According to an embodiment, the SiN polishing inhibitor may be included in an amount of 0.1 wt % to 5 wt % based on the total weight of the slurry composition, and may be included in an amount of desirably 0.5 wt % to 3 wt %, and more desirably 0.5 wt % to 2 wt %, or 1 wt % to 2 wt %. When the content of the SiN polishing inhibitor is less than the lower limit, a problem of not securing a sufficient polishing selectivity due to an increase in the removal rate for the SiN film may occur, and when the content thereof exceeds the upper limit, a problem of the decrease in the low-k removal rate may occur.

The slurry composition according to the present disclosure may include a low-k booster to improve the removal rate for the low-k film, and the low-k booster may be an amine-based compound.
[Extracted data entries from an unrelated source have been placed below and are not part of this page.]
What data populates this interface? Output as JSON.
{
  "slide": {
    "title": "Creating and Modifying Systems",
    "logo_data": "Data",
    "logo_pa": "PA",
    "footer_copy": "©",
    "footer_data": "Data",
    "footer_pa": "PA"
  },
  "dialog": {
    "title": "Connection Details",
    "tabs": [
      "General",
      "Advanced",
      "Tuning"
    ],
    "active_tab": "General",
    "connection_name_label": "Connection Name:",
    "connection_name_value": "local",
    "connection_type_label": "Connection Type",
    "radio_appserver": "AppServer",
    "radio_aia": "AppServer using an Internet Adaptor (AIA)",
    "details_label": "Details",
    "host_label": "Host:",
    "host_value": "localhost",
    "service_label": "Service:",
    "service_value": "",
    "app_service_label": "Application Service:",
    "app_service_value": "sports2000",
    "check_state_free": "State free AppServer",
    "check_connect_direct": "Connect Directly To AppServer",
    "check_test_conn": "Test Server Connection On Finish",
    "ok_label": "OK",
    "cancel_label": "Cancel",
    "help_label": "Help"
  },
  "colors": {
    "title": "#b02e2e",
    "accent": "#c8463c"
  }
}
A hydrophilic low-k booster may hydrophilize a surface of a hydrophobic low-k film, and increase an interaction between abrasive particles and the low-k film, thereby improving the removal rate of the low-k film. Specifically, the low-k booster may include one or more selected from the group consisting of triethanolamine, aminomethyl propanol, ammonium hydroxide, lysine, arginine, and histidine, and may be desirably triethanolamine. When triethanolamine is used, it is easy to control the low-k removal rate.

According to an embodiment, the low-k booster may be included in an amount of 0.01 wt % to 1 wt % based on the total weight of the slurry composition, and may be included in an amount of desirably 0.1 wt % to 1 wt %, more desirably 0.3 wt % to 1 wt %, or 0.4 wt % to 0.7 wt %. When the content of the low-k booster is less than the lower limit, the removal rate of the low-k film may decrease due to insufficient hydrophilization of the low-k film, and when the content thereof exceeds the upper limit, the effect of increasing the low-k removal rate is minimal, while a problem of a decrease in the removal rate of the low-k film may occur.
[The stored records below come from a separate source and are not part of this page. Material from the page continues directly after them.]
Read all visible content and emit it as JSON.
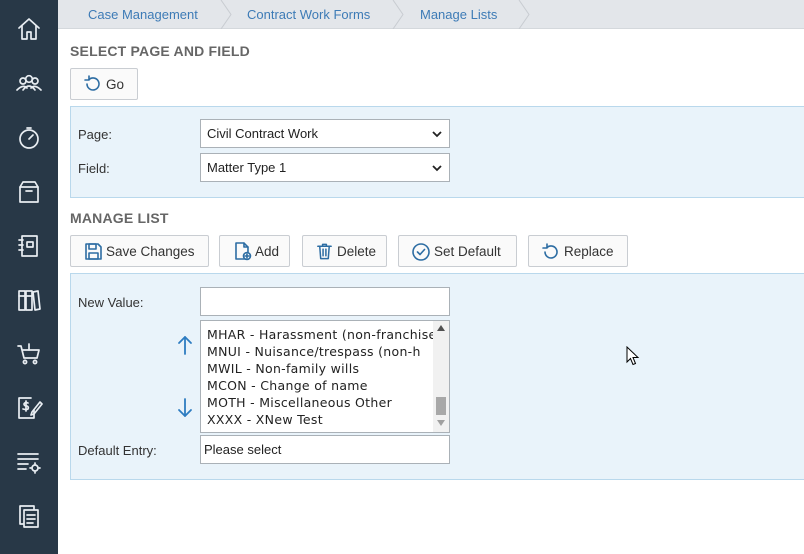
{
  "sidebar": {
    "items": [
      {
        "icon": "home-icon"
      },
      {
        "icon": "people-icon"
      },
      {
        "icon": "time-icon"
      },
      {
        "icon": "archive-box-icon"
      },
      {
        "icon": "notebook-icon"
      },
      {
        "icon": "library-icon"
      },
      {
        "icon": "cart-icon"
      },
      {
        "icon": "billing-icon"
      },
      {
        "icon": "list-settings-icon"
      },
      {
        "icon": "documents-icon"
      }
    ]
  },
  "breadcrumb": [
    "Case Management",
    "Contract Work Forms",
    "Manage Lists"
  ],
  "select_section": {
    "title": "SELECT PAGE AND FIELD",
    "go_label": "Go",
    "page_label": "Page:",
    "page_value": "Civil Contract Work",
    "field_label": "Field:",
    "field_value": "Matter Type 1"
  },
  "manage_section": {
    "title": "MANAGE LIST",
    "toolbar": {
      "save": "Save Changes",
      "add": "Add",
      "delete": "Delete",
      "set_default": "Set Default",
      "replace": "Replace"
    },
    "new_value_label": "New Value:",
    "new_value": "",
    "list_items": [
      "MHAR - Harassment (non-franchise)",
      "MNUI - Nuisance/trespass (non-h",
      "MWIL - Non-family wills",
      "MCON - Change of name",
      "MOTH - Miscellaneous Other",
      "XXXX - XNew Test"
    ],
    "default_entry_label": "Default Entry:",
    "default_entry_value": "Please select"
  },
  "colors": {
    "sidebar": "#283847",
    "accent": "#2d6da3",
    "link": "#3d7bb6",
    "panel_bg": "#e9f3fa"
  }
}
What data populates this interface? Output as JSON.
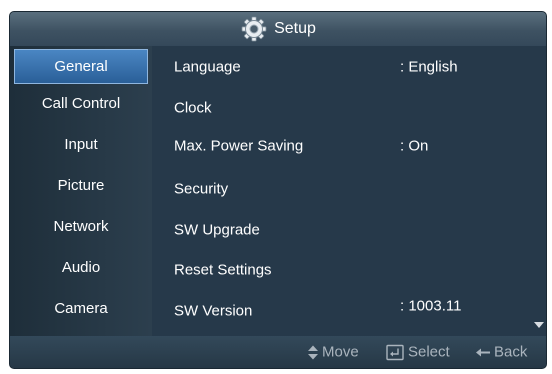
{
  "header": {
    "title": "Setup",
    "icon": "gear-icon"
  },
  "sidebar": {
    "items": [
      {
        "label": "General",
        "selected": true
      },
      {
        "label": "Call Control",
        "selected": false
      },
      {
        "label": "Input",
        "selected": false
      },
      {
        "label": "Picture",
        "selected": false
      },
      {
        "label": "Network",
        "selected": false
      },
      {
        "label": "Audio",
        "selected": false
      },
      {
        "label": "Camera",
        "selected": false
      }
    ]
  },
  "settings": {
    "rows": [
      {
        "label": "Language",
        "value": ": English"
      },
      {
        "label": "Clock",
        "value": ""
      },
      {
        "label": "Max. Power Saving",
        "value": ": On"
      },
      {
        "label": "Security",
        "value": ""
      },
      {
        "label": "SW Upgrade",
        "value": ""
      },
      {
        "label": "Reset Settings",
        "value": ""
      },
      {
        "label": "SW Version",
        "value": ": 1003.11"
      }
    ]
  },
  "footer": {
    "move_label": "Move",
    "select_label": "Select",
    "back_label": "Back",
    "move_icon": "up-down-arrows-icon",
    "select_icon": "enter-icon",
    "back_icon": "back-arrow-icon"
  },
  "colors": {
    "selected_accent": "#3a74b2",
    "panel_background": "#243744",
    "text": "#ffffff",
    "hint_text": "#aab4bd"
  }
}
According to an embodiment, the pH of the slurry composition of the present disclosure may be 3 to 7, desirably 3.5 to 6.5, more desirably 4 to 6, and still more desirably 4.5 to 5.5. When the pH exceeds the upper limit, it approaches the isoelectric point, and problems of the decrease in the slurry stability and removal rate may occur. When the pH thereof is less than the lower limit, a problem of the decrease in the low-k removal rate may occur due to the insufficient content of the low-k booster.

According to an embodiment, the slurry composition of the present disclosure may be provided in a one-component or two-component form depending on the purpose of use.
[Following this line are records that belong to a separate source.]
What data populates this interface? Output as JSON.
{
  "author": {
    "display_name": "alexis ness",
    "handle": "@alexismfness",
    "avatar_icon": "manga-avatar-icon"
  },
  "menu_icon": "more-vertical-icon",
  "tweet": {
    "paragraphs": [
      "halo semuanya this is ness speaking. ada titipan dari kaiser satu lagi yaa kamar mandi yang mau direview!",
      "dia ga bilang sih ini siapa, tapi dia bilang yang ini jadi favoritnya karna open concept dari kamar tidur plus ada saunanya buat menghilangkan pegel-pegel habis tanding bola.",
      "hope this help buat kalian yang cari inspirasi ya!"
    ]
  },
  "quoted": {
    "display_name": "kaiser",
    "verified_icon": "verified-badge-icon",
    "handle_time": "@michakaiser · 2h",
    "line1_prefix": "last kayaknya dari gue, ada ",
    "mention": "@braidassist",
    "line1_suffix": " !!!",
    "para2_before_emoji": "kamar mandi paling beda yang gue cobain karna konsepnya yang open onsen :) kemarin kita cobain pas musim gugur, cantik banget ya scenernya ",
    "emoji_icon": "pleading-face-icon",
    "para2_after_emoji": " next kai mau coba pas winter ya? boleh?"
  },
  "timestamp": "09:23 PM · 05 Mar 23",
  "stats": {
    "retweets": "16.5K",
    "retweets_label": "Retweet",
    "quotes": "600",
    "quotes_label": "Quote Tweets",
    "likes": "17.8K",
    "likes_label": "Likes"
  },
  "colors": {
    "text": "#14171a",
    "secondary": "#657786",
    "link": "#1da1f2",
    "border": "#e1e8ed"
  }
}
When provided in the two-component form, a polishing solution containing abrasive particles and a dispersant and an additive solution containing a SiN polishing inhibitor and a low-k booster may be prepared separately and mixed for use immediately before polishing. At this time, the additive solution may further include a cationic polymer and a pH buffer.

Hereinafter, the present disclosure will be described in more detail with reference to examples. The following examples are provided for the purpose of illustrating the present disclosure and are not intended to limit the scope of the present disclosure.

A polishing solution containing 2.5 wt % of calcined ceria abrasive particles having a size of 100 nm, 20 wt % of picolinic acid as the dispersant, and the remainder of water was prepared.

An additive solution with a pH of 4.8 containing 0.015 wt % of poly(2-methacryloxyethyl)trimethylammonium chloride as the cationic polymer, 1 wt % of sorbitol as the SiN polishing inhibitor, 0.175 wt % of formic acid as the pH buffer, 0.4 wt % of triethanolamine as the low-k booster, and the remainder of water was prepared.

The polishing solution and the additive solution were mixed to prepare a slurry composition for low-k film polishing.

A slurry composition for low-k film polishing was prepared in the same manner as in Example 1 except that 0.55 wt % of triethanolamine was added as the low-k booster to adjust the pH to 5.8.

A slurry composition for low-k film polishing was prepared in the same manner as in Example 1 except that 0.7 wt % of triethanolamine was added as the low-k booster to adjust the pH to 6.5.

A slurry composition for low-k film polishing was prepared in the same manner as in Example 1 except that 0.85 wt % of ammonium hydroxide was added as the low-k booster to adjust the pH to 7.5.